The Watch

His ear, pressed painfully against the pillow, still heard its swift musical ticking; a blithe trotting sound that, when all other presences and noises had become blurred in delirium, was his one communication with things external to sickness, like voices and sunshine.

He had always wanted a watch, and his father, because of an empty pocket and the belief that an energetic boy of ten wouldn’t know how to look after one, had always merely promised; but when, weak and feverish, the boy had objected about going to hospital because he couldn’t see any reason for such a shift, a bargain had been struck, which amounted to the boy’s receiving a shining pocket-watch with a chain that gathered like mercury in the hand and, in return, his giving consent to be taken to hospital.

He would turn his head on side in bed to squint at it beside his pillow, or dandle it under the bedclothes, or fondle its chain, and tell the time every minute of the day. It was never given a chance to run down. The serrated bead-sized winding-knob clicked magically between his thumb and finger, and there was the long, thin, red second hand that he loved to peer at as, effortlessly revolving, it outpaced the small perceptible movement of the minute hand and the imperceptibble labour of the sluggish hour-arrow. The glass covering the sheer white face, on which were printed in sharp black Roman notation the twelve numbers, with “R—” in flowing italics under the twelve and “Swiss Made” in delicate letters squeezed in under the six, glinted like a sun, and the steel back felt like the smooth warm radiator-cap on his father’s old car. He liked pulling the winding-knob out and sweeping the hands round the dial like miniature rays of darkness across clear light, and then snapping the knob back again to rest tight to the rim.

The watch could be held quite a distance away and its tick would still be audible. Naked against the ear, it literally bounded, metallically gallant. Sometimes he would manoeuvre it under the bedclothes to a pleasant position between the soles of his feet. It couldn’t be heard then, but it seemed a newer, even more significant thing down there, and the knob against his toe brought an incalculable expression to his eyes. It was there that the nurse found the watch when he at last became oblivious to all but the pain in his chest and shoulders. She restored it to beneath his pillow, where, like some irresistible and sounding spirit, it edged him away from death.

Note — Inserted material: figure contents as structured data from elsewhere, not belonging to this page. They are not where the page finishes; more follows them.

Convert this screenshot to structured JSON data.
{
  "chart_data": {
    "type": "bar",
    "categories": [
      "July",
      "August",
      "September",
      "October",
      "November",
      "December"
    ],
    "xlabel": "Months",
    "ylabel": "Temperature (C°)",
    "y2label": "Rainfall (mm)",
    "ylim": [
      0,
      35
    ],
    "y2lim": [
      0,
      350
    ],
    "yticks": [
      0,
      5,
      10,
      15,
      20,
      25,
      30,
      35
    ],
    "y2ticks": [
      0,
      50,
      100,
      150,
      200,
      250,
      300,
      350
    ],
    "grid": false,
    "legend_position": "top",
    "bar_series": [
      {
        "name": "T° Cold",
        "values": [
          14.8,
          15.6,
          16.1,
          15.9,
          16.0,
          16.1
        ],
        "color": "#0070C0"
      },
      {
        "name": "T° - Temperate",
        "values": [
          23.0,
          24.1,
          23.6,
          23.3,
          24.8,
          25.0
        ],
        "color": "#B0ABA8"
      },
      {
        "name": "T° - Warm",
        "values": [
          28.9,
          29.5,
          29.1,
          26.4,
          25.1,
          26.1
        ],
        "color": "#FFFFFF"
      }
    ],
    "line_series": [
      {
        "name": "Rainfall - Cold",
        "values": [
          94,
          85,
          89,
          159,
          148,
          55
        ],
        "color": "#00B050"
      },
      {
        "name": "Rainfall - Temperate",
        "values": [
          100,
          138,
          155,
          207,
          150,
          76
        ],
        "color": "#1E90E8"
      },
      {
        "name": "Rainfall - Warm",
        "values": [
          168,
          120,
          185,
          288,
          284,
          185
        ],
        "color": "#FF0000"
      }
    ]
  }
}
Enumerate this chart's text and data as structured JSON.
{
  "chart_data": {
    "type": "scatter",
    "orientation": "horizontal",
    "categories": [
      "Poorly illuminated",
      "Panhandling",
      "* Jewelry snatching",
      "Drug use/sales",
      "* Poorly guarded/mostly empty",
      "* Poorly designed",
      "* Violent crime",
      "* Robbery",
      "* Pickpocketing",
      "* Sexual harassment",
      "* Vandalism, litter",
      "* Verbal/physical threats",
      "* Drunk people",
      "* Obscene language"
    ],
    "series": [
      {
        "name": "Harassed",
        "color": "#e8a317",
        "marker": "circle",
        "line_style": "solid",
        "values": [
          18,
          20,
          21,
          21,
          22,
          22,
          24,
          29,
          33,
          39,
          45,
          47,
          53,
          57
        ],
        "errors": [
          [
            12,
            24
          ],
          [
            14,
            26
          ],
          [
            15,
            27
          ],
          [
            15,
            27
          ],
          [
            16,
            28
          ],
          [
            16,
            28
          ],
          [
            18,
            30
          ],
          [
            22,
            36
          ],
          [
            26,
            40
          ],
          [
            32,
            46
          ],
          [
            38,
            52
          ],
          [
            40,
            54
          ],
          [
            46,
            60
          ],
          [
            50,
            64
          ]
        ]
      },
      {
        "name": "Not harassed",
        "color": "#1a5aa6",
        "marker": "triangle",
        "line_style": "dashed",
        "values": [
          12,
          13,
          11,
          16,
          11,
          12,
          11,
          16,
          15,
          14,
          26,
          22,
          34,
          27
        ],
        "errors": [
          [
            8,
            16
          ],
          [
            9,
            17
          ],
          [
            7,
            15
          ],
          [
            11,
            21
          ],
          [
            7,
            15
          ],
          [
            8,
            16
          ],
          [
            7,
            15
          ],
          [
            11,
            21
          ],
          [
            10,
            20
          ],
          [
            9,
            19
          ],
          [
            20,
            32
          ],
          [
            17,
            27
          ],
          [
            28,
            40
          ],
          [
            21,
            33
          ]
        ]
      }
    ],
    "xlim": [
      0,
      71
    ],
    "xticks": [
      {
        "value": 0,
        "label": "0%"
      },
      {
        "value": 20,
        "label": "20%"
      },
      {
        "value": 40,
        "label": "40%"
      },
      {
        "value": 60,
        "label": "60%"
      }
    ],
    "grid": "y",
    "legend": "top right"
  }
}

He became inordinately proud of it. He displayed it on all occasions, flaunted it for every eye, told everybody the time without invitation or provocation, “timed” the football matches, made figures and letters out of its chain on his desk at school, put it, once, into a basin to see how much louder it would sound, adjusted the hands studiously each day to the chime of the town hall clock, and, withal, grew a little arrogant.

One afternoon he set off for the big paddock. The football match had already begun when he arrived. To cries of “Hurry up, you’re late”, he solemnly detached the chain from his trouser-belt and placed the watch, cowled in a grubby handkerchief, in a hole that a dog had dug by the fence; then he joined in the game. At halftime he limped across to where the watch lay and, while eating an orange, swore that the referee had blown the whistle thirty seconds too soon, which meant that Stalky would have had time to score that try, and also proved that the ref. was in league with the other side.

When he struggled off the field at the end of the second half, the watch was gone.

His father went to the home of every boy who had been in the paddock that afternoon, appealing to parents. Every boy fervently denied that he had never been near the hole; which was untrue, but acceptable to the parents, maddening to the boy’s father, dully inconsequential to the boy.

He was, in time, given another one. It had “R—” in flowing italics under the twelve and “Swiss Made” in delicate letters squeezed in under the six. It glinted in the sun, and the steel back felt like the smooth radiator-cap on his father’s old Morris car. Its chain gathered like mercury in his hand. But he never told anybody the time, unless asked; he kept it hidden on his person, never made letters with its chain on his desk, didn’t bother about setting it to the town hall chimes, left it at home when he went playing football, and grew, withal, a little mistrustful.